California-based Beckman Coulter Inc., which employs more than 500 people in the Indianapolis area, is up for sale, according to the Wall Street Journal. The company has hired Goldman Sachs Group Inc. to investigate a sale. After the Journal’s report, the company’s market value neared $5 billion. Potential buyers include private-equity firms such as the Blackstone Group and Apollo Global Management, or other companies in the medical-device industry, such as Illinois-based Abbott Laboratories, Germany-based Siemens or even Roche Diagnostics Corp. a Swiss company that operates its North American headquarters out of Indianapolis. Beckman’s testing machines are used in hospitals and medical research labs. In 2007, it moved more than 200 jobs to Indianapolis as it relocated its centrifuge development and manufacturing facilities. In October, Beckman announced plans to add 95 more jobs in Indianapolis over the next three years.
What is it about White County? In the same month that White County Memorial Hospital said it’s ready to merge with Indianapolis-based Clarian Health, now White County’s Monticello Medical Center is selling its four-physician family practice to St. Elizabeth Regional Health in Lafayette. St. Elizabeth is part of the Franciscan Alliance, which operates the three St.
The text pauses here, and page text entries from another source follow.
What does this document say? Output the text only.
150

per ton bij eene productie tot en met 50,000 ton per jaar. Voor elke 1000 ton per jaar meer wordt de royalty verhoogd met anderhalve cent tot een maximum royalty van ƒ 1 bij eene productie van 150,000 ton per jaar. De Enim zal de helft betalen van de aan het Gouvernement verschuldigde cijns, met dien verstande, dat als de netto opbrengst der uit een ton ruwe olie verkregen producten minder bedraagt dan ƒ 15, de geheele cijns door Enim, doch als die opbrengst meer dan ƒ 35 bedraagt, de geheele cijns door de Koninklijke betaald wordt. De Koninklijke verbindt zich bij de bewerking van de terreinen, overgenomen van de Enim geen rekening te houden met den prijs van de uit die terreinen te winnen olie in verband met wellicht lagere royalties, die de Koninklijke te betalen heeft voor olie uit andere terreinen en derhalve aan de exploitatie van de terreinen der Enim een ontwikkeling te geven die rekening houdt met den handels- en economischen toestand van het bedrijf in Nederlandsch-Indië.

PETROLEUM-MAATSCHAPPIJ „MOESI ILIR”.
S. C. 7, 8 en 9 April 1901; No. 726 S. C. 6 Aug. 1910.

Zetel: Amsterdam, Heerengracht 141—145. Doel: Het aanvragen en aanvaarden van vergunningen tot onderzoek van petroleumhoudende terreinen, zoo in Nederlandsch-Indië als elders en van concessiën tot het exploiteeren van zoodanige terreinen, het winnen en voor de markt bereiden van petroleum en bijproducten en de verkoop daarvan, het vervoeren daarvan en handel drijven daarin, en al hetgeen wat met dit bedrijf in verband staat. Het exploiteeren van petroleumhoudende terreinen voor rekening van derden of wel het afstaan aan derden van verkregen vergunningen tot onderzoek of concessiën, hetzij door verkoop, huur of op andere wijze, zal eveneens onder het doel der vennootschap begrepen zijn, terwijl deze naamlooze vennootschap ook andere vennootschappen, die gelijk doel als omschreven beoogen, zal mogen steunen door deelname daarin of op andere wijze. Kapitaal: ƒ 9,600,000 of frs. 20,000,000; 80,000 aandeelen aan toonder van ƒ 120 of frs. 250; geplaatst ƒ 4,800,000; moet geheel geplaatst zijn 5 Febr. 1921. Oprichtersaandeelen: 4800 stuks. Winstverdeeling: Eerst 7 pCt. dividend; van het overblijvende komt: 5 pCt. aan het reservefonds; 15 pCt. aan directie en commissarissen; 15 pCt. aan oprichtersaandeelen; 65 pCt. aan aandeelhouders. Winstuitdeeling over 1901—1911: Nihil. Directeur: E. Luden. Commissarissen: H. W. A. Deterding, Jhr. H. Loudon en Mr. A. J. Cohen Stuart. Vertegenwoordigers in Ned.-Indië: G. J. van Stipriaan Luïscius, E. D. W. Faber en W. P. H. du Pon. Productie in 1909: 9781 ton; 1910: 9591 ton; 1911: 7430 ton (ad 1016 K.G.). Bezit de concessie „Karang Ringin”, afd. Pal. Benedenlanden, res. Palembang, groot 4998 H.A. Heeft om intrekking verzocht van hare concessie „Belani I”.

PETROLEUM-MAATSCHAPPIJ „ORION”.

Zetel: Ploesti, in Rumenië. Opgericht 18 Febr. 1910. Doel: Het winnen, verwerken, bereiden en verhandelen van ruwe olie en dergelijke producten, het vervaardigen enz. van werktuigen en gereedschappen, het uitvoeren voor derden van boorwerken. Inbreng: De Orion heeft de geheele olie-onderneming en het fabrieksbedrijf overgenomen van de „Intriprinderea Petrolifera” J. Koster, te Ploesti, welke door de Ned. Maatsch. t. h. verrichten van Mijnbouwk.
Francis hospitals in the Indianapolis area. Monticello, the White County seat, is about 30 miles north of Lafayette. St. Elizabeth will employ the four physicians, as well as three nurse practitioners, who collectively serve the largest percentage of White County residents. Locking up family practitioners is key for hospitals right now as they try to form themselves into “accountable care organizations” that will be paid by Medicare and private insurers for managing the long-term health of patients. Medicare’s rules will require accountable care organizations to provide family, or primary, care to at least 5,000 patients.
Indiana University’s health care budget will fall $24.9 million short of projected expenses in 2011-12, according to the Herald-Times of Bloomington, as a low-deductible Anthem Blue Access health care plan has become too expensive to offer to its 18,000 employees. IU trustee Tom Reilly Jr. implied that employees need to cover some of the extra costs.
Eli Lilly and Co. suspended a Phase 3 clinical trial of a skin-cancer drug after 12 patients in the study died, according to Bloomberg News. The deaths, among the 300 patients in the study, “may be treatment-related,” said Amy Sousa, a Lilly spokeswoman. Lilly was testing tasisulam on patients whose skin cancer had spread and who didn’t benefit from earlier treatment. No new or existing patients will be given the drug while the company evaluates safety data for the trial. But Lilly will continue to study tasisulam against breast, ovarian and renal cancers and against soft-tissue sarcoma, the company said.